Many of us doomscroll because we are dealing with stress, and it’s an easy way to tune out the world and pretend we’re interested in all of those Instagram posts.

For years, I’ve assumed social media fixation is related to dopamine hits in our brains, and that’s mostly true. The micro-rewards make us feel good so we keep looking for more and more posts, especially those that mention us by name. We often post on Facebook because we are looking for a micro-reward later on when our friends and family affirm us with a like or comment.

This might only be part of the reason we’re so fixated, though.

Adam Alter is a book author and marketing professor. His new book, Anatomy of a Breakthrough: How to Get Unstuck When It Matters Most, is brilliant and highly readable. About halfway in, Alter mentions something that made me sit up in my chair and take notice.

For most of us, anxiety is like a signal. It’s actually helpful and can alert us to danger or that it might be time to change course.

When you feel stressed out about a math exam or a big project at work, that stress is an indicator that you care about the topic and you should pay attention. In many ways, stress is a gift — it can save us from imminent danger.

As he says in the book: “Anxiety is an all-purpose warning system that tells you something’s wrong.” Anxiety might be a doorway to freedom.

That’s because, for those of us stuck on our phones flipping through TikTok videos, the signal might be loud and clear: We are trying to satiate ourselves.

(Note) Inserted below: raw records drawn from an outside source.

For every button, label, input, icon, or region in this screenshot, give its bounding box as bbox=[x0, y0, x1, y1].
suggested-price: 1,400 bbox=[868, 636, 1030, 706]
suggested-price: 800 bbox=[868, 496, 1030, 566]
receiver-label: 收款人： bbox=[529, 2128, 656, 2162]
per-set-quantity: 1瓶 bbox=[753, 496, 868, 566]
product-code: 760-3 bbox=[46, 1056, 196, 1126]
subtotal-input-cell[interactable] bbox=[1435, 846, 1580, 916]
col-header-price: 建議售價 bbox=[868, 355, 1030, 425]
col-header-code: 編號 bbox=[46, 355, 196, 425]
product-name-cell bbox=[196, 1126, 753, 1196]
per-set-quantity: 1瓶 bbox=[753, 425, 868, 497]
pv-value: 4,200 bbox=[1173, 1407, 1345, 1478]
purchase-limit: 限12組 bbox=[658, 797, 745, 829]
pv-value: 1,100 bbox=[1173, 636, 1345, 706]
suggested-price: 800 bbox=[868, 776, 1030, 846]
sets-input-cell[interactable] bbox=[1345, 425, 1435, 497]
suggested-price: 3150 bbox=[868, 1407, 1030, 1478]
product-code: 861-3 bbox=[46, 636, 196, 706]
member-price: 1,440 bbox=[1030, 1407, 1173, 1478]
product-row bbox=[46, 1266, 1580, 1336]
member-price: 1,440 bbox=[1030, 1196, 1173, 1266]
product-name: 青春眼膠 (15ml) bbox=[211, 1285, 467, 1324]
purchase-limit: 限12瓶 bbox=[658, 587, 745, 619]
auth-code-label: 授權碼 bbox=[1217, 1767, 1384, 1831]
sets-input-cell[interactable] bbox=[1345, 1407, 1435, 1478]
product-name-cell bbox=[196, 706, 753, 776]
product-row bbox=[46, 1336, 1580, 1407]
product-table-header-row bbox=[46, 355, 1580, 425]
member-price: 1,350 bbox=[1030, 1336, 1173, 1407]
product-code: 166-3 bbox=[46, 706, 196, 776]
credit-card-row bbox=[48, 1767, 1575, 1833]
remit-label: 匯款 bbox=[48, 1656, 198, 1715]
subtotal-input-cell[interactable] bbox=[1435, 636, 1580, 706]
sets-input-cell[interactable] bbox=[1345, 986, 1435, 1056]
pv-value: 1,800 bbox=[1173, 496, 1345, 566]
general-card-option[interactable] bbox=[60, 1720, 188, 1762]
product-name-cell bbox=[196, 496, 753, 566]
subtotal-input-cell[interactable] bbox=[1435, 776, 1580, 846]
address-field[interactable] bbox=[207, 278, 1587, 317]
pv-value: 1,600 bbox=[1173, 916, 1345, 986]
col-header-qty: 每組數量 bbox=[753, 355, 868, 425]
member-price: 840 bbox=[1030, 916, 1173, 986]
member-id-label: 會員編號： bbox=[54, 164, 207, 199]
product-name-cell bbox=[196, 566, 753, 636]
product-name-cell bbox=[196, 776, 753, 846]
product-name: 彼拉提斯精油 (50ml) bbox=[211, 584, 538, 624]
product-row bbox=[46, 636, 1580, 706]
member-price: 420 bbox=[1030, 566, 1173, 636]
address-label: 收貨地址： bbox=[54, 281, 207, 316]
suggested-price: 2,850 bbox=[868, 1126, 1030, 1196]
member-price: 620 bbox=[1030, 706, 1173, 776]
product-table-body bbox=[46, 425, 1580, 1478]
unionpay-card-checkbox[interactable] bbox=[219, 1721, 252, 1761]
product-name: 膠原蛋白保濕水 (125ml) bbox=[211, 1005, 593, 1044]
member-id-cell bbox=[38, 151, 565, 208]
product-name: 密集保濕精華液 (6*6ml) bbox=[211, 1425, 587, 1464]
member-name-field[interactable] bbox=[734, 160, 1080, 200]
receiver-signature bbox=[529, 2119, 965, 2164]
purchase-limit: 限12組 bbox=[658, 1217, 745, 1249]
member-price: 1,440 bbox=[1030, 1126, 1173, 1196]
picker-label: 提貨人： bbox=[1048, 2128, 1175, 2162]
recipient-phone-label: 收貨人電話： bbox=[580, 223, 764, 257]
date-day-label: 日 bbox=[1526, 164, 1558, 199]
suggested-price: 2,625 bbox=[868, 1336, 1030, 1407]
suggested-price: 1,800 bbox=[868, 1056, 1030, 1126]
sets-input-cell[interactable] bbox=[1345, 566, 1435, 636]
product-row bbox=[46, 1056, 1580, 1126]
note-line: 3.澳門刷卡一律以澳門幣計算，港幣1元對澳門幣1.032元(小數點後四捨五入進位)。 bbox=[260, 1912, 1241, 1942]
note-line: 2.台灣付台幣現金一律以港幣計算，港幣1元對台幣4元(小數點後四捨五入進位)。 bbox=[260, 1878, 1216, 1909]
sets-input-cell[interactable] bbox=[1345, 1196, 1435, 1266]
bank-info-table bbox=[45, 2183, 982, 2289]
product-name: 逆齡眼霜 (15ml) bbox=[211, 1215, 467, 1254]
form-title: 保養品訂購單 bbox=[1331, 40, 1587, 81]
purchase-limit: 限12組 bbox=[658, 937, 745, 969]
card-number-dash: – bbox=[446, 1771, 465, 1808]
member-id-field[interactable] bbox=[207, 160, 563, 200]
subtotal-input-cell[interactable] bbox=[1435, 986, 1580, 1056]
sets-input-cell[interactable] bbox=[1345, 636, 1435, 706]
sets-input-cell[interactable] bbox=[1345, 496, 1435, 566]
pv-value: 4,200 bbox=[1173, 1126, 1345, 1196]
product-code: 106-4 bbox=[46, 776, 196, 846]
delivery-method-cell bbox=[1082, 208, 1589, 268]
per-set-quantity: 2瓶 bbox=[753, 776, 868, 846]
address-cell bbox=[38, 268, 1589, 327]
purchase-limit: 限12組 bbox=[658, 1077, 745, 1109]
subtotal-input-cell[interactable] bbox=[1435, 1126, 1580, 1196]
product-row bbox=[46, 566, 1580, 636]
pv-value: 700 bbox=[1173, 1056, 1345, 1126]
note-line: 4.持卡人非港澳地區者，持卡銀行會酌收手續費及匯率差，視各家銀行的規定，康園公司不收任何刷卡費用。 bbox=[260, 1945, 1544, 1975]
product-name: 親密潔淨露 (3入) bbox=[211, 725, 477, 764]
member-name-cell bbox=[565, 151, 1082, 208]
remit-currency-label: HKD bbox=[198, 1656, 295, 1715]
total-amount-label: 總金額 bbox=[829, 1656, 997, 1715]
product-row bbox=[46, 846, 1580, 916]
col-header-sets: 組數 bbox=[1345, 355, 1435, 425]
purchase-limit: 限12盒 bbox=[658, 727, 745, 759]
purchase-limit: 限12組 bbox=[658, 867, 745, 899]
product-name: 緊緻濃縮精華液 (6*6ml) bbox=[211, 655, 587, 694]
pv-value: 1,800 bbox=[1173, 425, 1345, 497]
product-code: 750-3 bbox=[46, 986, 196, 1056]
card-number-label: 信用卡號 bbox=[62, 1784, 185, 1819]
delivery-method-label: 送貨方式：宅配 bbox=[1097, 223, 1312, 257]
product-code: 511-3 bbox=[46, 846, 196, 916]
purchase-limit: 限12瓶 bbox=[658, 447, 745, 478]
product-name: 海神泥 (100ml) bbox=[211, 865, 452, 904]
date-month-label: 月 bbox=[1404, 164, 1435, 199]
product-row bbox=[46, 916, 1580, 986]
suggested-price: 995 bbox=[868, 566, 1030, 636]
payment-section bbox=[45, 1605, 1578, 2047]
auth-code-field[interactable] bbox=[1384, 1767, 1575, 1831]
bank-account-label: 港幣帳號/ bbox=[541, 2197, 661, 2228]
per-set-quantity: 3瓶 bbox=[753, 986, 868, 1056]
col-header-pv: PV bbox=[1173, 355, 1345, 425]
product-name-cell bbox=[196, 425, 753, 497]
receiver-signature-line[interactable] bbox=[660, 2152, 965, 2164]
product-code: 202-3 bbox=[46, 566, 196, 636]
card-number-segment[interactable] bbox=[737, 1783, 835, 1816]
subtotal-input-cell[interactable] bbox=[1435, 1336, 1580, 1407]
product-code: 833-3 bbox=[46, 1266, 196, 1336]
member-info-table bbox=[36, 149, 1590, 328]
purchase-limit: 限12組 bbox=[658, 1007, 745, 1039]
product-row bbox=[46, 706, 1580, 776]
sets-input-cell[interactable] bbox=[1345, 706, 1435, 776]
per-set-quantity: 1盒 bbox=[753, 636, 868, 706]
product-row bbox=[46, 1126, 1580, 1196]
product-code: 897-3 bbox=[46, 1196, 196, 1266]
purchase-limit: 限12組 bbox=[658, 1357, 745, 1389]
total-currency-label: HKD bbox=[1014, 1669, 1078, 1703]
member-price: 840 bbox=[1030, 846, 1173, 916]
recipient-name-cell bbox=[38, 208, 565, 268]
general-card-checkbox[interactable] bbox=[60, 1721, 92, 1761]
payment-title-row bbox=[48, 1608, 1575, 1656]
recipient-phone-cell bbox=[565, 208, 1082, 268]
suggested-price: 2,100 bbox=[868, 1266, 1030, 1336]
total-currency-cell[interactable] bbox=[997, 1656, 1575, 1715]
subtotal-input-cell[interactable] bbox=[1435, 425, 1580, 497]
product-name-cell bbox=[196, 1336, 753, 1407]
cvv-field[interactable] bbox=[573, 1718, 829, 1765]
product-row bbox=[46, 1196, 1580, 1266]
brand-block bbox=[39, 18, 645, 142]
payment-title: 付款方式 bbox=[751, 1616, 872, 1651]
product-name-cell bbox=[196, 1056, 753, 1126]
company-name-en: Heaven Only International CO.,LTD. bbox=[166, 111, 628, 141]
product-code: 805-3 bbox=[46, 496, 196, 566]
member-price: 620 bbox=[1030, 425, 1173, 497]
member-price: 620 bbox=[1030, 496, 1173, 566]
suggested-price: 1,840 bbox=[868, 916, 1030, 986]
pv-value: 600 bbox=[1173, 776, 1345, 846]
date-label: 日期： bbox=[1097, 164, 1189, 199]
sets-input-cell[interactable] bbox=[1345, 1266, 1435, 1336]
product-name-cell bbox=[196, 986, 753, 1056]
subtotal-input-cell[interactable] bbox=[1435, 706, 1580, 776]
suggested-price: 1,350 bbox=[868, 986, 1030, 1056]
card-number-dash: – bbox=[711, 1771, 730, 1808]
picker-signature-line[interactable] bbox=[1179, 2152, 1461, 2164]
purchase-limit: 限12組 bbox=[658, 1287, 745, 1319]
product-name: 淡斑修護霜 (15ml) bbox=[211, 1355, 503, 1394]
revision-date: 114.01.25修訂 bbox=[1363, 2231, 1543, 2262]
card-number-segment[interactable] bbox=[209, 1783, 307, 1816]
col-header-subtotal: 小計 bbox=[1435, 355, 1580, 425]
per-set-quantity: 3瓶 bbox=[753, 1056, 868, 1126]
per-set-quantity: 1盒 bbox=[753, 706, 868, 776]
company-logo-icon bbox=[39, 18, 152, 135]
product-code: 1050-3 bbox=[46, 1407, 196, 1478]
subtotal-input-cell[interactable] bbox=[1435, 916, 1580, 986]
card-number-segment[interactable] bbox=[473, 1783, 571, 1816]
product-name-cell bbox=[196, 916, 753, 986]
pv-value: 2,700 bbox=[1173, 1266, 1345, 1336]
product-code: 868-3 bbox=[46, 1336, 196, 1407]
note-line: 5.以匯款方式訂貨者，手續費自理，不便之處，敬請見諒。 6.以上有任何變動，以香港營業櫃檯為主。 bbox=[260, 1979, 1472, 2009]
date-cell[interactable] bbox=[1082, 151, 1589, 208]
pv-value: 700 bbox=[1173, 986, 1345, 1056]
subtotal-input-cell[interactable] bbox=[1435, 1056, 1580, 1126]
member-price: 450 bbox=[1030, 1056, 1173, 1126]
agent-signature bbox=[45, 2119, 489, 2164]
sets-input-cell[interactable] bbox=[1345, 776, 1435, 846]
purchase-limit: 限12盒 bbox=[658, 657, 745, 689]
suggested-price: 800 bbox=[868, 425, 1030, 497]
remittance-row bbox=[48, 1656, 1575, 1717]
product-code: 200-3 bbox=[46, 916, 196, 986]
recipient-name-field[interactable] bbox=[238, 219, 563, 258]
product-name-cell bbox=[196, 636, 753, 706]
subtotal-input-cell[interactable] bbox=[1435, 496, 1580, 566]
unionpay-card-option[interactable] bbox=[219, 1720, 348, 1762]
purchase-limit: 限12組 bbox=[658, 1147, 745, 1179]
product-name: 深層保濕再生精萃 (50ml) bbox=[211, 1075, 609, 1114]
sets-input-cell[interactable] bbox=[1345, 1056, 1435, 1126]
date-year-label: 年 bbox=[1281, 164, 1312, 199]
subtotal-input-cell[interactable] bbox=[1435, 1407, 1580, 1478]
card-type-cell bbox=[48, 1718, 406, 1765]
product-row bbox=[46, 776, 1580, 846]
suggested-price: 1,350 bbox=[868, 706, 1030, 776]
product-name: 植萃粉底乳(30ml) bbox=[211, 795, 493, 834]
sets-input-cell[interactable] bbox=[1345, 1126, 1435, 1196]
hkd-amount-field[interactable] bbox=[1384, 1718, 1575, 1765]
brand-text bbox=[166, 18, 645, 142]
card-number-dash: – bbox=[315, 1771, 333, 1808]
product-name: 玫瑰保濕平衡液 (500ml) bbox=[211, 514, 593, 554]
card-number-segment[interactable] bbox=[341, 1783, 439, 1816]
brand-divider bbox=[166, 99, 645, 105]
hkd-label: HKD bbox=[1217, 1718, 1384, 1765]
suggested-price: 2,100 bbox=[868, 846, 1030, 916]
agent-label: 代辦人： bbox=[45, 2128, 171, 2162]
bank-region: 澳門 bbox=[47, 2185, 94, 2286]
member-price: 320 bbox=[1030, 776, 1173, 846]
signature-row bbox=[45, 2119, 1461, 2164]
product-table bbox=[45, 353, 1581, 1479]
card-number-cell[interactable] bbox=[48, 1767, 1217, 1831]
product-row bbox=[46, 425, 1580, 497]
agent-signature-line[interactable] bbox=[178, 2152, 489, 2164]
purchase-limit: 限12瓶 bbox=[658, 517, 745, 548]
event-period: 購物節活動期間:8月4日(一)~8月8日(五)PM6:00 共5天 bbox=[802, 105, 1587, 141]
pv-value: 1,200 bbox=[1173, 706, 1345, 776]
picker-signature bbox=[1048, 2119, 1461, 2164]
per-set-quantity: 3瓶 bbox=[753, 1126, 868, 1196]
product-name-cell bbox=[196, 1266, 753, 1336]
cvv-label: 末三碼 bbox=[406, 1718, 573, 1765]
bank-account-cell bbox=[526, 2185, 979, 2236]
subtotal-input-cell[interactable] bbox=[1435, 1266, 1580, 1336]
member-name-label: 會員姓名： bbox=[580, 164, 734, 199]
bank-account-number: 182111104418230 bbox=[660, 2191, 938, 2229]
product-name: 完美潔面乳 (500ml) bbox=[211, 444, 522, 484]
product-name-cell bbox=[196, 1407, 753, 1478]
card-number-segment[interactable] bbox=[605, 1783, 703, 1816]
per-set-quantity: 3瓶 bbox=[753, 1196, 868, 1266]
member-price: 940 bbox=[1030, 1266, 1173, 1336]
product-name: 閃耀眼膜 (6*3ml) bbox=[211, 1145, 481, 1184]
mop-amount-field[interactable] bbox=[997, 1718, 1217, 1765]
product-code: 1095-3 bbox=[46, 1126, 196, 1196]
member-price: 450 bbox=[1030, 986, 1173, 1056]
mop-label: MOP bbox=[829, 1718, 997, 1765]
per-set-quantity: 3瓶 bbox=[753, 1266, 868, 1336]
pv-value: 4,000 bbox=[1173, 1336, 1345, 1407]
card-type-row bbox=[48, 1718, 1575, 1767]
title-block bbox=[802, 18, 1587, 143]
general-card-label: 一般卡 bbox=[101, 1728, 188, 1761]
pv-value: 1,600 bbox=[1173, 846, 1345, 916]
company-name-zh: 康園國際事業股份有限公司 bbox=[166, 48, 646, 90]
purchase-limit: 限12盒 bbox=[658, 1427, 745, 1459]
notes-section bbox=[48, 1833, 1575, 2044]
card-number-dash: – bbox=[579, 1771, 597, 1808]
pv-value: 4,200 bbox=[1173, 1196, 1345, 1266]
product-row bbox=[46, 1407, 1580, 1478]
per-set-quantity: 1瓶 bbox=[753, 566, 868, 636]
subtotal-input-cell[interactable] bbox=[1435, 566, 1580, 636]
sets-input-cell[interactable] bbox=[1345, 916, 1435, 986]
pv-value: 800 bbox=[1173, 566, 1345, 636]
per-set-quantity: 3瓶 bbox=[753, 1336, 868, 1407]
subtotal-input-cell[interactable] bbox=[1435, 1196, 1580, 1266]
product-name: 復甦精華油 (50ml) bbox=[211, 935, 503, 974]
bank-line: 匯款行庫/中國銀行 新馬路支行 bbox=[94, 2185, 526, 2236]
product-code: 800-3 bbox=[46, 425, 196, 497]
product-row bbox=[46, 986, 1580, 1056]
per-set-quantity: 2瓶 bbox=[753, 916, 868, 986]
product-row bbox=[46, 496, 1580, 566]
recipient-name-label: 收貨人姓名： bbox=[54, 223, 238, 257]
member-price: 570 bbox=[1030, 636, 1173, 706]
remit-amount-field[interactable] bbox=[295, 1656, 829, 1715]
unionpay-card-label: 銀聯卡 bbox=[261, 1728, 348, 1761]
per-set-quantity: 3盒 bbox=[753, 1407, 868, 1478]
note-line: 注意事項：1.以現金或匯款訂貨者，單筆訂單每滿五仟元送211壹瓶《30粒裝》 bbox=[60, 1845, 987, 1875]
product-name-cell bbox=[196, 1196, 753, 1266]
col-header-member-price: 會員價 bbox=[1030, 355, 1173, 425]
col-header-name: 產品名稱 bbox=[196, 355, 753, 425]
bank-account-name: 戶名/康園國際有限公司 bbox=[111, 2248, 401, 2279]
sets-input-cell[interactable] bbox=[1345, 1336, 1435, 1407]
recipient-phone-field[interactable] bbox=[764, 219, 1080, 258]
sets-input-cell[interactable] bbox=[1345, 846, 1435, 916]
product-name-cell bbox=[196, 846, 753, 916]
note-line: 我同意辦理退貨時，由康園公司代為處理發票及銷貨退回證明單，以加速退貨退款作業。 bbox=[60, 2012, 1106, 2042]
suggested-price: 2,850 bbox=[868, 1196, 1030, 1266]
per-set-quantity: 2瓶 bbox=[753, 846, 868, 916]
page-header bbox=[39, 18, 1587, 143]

This is deeply personal for me. I don’t deal with anxiety on a regular basis, but I am someone who looks for easy ways to deal with pressure. As a kid, family drama and school dilemmas would arise and I’d look for easy solutions, as opposed to viewing that stress as an indicator that something was wrong and that I needed to make changes or address problems.

Social media is the same way. It’s easy to access and works well as a short-term fix. We turn to these apps because we don’t have the time or resources to deal with deeper issues.

I asked Alter about this — how social media is a distraction from real life. The first issue he mentioned is that it’s easy to get stuck in the repetition. He said it’s a good idea to ask why you are using social media and if there is a goal involved. “Over time, social media is draining and demanding. A lot of people do feel stuck [using it],” says Alter. “A lot of people see a social reward from sharing their lives; for other people it is a loose, endless activity.”

Alter says it’s important to decide what is driving you on social media, and how you are using it to relieve stress and anxiety. He says it’s okay to take a break to find out what is motivating you to use social media, and whether it’s simply a stress reliever.

If you are stuck on social media, endlessly scrolling to relieve anxiety, the answer might be right in front of you when you login to the apps. Constant social media used to relieve stress is a signal and a sign that there’s something you are trying to escape from.

If social media is the temporary fix, it might be a wake-up call to find long-term answers.

In my case, I’m planning to take a break from one app (Instagram) and see why it has such an allure for me and why I’m using it to relieve stress by scrolling. Alter agreed it might be a good experiment for me to see why it’s a way to deal with stress.

I’ll report back after taking a break if there are any new answers. For now, it’s a relief to know — perhaps social media has provided a doorway for all of us, a signal that there is a deeper, more critical and underlying problem worth solving.